A new, little-understood coronavirus variant has arrived in Dallas

A new, poorly understood variant of the coronavirus has arrived in North Texas. Doctors at UT Southwestern Medical Center have found five cases of the so-called lambda variant in patient samples taken at the center between early June and July 18.

“This represents what happens when virus replication continues and spreads around the world,” said Dr. Jeffrey SoRelle, pathologist at UT Southwestern’s genome sequencing laboratory, which has analyzed more than 1,000 samples since early 2021.

Little is known about how contagious the lambda variant is, or how severe the disease is that it can cause. Two recent studies, none of which were peer-reviewed, found it to be more contagious than older versions of the coronavirus and more resistant to antibodies generated by vaccination.

But SoRelle and other experts say the vaccines available in the US are still effective against it.

According to the World Health Organization, lambda was first identified in Peru last December. It now accounts for the majority of cases there.

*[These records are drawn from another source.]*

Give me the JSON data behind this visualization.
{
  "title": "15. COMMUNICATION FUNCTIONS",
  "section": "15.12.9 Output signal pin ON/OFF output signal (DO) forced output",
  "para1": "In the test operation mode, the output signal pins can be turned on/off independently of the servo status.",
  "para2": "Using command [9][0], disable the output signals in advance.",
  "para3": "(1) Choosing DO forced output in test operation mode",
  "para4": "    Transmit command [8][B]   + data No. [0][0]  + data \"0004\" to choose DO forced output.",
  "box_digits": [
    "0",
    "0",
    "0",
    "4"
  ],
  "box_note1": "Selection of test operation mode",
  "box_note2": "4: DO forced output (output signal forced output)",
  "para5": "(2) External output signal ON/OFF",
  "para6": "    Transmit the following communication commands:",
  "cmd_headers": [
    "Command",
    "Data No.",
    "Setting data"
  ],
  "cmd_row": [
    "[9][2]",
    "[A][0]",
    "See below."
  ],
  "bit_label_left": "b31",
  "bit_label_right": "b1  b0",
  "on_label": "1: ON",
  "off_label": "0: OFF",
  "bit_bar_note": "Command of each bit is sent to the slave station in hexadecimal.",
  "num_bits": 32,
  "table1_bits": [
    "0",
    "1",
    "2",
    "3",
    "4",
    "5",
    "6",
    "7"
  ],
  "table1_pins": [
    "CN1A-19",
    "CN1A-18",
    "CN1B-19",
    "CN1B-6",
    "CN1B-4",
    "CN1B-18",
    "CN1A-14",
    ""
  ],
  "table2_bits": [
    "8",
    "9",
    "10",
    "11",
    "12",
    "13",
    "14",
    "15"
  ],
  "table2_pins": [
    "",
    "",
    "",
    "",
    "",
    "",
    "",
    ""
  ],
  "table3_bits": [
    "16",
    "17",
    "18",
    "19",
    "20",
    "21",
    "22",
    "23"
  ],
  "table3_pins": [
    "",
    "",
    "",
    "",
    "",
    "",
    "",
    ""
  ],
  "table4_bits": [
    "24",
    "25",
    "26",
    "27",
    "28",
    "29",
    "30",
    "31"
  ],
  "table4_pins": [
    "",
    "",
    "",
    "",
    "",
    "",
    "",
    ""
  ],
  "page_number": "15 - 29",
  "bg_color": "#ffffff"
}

Since last year, lambda has spread rapidly to parts of South America, including Chile and Ecuador. The World Health Organization called it an “interesting variant” in June, meaning that it caused “significant community transmissions or multiple COVID-19 clusters in multiple countries”.

The Centers for Disease Control and Prevention has not yet followed this example with its own name. In the United States, lambda made up just 0.1% of new cases in the past four weeks, according to a database available for scientists tracking coronavirus variants.

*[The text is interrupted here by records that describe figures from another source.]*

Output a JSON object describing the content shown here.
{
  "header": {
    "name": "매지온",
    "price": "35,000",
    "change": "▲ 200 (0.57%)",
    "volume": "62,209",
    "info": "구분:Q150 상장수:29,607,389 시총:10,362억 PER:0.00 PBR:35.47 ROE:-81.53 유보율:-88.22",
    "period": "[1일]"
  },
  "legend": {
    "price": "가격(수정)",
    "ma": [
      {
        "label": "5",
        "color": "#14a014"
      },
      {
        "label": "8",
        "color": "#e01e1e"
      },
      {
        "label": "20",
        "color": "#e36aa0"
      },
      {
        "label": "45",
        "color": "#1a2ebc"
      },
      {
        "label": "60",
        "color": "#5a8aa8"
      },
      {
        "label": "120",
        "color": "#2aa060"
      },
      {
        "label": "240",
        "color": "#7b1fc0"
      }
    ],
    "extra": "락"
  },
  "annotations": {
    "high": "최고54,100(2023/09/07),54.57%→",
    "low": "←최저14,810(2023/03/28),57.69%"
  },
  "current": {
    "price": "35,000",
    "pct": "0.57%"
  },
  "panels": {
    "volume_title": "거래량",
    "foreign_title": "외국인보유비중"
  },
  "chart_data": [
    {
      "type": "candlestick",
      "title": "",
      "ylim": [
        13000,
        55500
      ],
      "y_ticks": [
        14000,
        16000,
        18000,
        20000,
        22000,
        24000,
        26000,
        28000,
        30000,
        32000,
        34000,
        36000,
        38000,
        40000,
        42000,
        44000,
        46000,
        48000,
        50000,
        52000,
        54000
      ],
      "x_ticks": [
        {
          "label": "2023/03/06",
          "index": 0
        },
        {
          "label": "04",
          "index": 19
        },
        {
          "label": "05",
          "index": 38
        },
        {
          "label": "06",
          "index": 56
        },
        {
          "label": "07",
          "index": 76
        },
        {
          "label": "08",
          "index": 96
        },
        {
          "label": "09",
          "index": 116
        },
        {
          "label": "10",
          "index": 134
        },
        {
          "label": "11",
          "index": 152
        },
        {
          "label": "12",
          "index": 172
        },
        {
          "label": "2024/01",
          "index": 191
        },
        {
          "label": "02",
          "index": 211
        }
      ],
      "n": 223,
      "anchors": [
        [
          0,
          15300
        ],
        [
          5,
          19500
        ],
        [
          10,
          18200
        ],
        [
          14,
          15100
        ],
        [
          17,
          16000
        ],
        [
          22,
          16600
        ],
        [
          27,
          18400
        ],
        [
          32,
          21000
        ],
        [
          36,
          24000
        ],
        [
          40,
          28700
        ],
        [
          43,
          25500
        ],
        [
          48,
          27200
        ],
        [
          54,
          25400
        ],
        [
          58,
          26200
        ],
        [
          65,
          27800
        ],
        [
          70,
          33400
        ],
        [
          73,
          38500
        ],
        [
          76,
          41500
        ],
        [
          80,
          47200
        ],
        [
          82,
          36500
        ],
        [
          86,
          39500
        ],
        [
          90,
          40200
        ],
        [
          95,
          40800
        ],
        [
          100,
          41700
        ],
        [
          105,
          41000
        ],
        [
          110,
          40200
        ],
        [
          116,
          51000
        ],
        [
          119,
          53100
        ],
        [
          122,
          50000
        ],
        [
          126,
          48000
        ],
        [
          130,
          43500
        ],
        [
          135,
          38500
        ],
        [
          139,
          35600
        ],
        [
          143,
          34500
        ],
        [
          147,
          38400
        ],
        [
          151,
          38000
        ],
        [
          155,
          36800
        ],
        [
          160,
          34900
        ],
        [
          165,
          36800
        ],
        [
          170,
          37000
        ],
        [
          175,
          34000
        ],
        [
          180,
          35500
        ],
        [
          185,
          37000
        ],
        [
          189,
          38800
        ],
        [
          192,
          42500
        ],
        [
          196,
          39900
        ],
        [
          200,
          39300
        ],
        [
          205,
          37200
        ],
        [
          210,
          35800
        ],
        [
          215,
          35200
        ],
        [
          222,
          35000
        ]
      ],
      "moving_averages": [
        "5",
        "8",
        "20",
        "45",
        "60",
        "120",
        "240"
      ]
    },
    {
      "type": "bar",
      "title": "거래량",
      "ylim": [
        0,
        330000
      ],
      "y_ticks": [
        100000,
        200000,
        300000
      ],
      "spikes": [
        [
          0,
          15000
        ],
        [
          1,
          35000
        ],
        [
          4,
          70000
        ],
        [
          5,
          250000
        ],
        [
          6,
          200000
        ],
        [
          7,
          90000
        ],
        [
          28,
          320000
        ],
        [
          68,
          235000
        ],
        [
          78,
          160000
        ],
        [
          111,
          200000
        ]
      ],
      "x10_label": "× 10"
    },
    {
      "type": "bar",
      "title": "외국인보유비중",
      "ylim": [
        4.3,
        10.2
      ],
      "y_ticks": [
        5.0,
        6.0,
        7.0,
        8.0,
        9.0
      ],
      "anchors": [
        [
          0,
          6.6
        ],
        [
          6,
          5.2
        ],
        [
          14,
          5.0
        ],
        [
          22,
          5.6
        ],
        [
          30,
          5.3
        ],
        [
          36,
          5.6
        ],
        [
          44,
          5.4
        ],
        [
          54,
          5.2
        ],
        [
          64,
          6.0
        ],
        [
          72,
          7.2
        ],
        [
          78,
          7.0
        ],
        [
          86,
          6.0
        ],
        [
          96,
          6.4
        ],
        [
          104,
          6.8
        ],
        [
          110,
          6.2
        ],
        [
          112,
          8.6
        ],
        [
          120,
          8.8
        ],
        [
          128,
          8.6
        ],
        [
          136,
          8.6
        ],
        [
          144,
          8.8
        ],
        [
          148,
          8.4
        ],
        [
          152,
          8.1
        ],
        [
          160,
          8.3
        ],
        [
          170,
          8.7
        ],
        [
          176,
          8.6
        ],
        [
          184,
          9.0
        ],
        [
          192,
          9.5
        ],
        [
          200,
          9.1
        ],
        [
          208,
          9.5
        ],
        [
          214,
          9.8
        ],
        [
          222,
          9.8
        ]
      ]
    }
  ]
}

SoRelle said he was less concerned about Lambda than about the Delta variant, which now accounts for 95% of new COVID cases in the Dallas area. By some estimates, Delta is more than twice as contagious as older versions of the coronavirus. The lambda variant, however, remains at a very low transmission rate, said SoRelle.

And studies show that vaccines remain effective against both them and the Delta variant. The two most recent studies, one by researchers from New York University’s Grossman School of Medicine and another by researchers in Japan, showed that lambda is about two or three times more resistant to vaccine-generated antibodies than older strains of the virus, SoRelle said.

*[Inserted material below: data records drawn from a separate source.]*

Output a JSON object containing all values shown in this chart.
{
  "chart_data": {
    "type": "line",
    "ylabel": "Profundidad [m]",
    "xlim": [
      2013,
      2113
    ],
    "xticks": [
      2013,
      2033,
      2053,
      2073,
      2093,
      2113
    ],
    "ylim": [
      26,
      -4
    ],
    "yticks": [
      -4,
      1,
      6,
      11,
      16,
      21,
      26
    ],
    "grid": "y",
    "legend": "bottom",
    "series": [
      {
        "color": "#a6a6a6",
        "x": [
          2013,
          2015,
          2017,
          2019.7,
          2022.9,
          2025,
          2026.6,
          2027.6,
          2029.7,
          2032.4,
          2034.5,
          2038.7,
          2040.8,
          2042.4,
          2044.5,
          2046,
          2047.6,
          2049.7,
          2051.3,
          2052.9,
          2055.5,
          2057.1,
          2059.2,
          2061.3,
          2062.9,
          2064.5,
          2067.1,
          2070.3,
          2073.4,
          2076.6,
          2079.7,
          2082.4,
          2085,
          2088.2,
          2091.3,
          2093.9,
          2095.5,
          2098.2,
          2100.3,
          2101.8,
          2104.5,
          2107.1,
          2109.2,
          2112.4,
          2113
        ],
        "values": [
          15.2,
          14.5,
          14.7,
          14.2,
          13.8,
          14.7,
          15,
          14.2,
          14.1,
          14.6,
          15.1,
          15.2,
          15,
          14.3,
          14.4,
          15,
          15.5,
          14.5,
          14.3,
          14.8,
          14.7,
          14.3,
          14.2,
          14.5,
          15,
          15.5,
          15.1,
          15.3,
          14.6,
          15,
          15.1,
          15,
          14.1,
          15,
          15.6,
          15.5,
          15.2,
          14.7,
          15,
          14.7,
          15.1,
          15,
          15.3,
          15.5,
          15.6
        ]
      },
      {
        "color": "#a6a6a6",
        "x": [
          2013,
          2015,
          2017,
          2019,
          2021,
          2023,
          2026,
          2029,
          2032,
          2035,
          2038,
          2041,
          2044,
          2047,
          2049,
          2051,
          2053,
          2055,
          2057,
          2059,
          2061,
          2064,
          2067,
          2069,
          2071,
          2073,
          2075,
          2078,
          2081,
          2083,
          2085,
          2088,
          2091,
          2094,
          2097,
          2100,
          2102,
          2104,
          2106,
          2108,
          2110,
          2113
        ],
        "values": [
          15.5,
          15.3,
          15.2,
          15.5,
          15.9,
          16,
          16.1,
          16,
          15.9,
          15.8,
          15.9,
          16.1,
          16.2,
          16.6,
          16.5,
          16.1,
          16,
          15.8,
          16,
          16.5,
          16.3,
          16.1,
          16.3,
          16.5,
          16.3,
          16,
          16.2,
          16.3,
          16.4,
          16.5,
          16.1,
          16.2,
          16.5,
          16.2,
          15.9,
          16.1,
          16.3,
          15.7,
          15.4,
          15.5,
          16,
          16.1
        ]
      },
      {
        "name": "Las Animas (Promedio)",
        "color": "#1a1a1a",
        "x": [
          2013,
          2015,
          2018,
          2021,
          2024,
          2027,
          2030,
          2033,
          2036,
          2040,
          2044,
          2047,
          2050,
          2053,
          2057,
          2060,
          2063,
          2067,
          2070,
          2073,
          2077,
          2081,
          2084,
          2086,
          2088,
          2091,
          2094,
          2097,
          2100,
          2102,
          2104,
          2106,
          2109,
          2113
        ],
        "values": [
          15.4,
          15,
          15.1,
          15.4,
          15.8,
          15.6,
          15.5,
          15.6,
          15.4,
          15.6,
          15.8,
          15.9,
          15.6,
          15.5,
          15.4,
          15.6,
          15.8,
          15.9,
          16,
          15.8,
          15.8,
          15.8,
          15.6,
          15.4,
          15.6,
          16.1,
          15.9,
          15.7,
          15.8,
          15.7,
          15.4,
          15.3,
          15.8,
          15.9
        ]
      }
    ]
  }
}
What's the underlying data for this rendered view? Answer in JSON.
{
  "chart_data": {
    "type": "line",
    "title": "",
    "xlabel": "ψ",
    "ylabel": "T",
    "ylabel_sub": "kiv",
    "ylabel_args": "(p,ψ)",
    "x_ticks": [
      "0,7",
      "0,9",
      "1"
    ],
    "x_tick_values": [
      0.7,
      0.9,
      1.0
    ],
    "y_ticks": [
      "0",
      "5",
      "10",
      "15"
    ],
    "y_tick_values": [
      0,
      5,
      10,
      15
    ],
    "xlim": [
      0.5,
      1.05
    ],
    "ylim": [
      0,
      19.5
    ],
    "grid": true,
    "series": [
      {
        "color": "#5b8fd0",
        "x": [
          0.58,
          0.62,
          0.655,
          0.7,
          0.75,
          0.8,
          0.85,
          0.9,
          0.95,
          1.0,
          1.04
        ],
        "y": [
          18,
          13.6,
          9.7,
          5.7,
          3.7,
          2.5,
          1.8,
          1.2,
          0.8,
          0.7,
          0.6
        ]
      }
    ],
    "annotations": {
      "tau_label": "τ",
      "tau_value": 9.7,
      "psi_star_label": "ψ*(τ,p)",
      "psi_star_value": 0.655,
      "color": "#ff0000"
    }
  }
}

However, this difference is not enough to undermine the protection of vaccines.

“It’s statistically significant but not clinically significant,” he said. Other variants of concern, including Beta, which was first identified in South Africa and Gamma, which was first identified in Brazil, are seven to 30 times more resistant to vaccines.

“We find that antibodies generated by vaccination neutralize the lambda variant well,” Nathaniel Landau, a microbiologist at New York University, said in an email. His team tested antibodies generated against the virus by the Moderna and Pfizer vaccines.

“That means the vaccines offer excellent protection against this new variant,” he said. “These findings are another reason to get vaccinated.”

Indeed, there is some evidence that lambda is plateauing rather than increasing in prevalence on the world stage – possibly surpassed by Delta. A coronavirus database appears to show it is becoming rarer in Peru, although recent information is incomplete, scientists said.

The same is true locally.

“A handful of lambda cases have been discovered in Texas for quite some time – with no evidence that they have increased significantly,” said Emma Hodcroft, an epidemiologist at the University of Bern in Switzerland who tracks coronavirus variants around the world.

“It would be interesting to know if there is any travel history information for those who tested positive for lambda,” she said. “I suspect that some of them are imported from South America and that local distribution may be limited.”

The take-home message from UT Southwestern’s findings, SoRelle said, is that the coronavirus will continue to change and evolve as long as it is transmitted from person to person. “If we don’t want to hear about all these different varieties,” he said, “the best way to avoid it is vaccination.”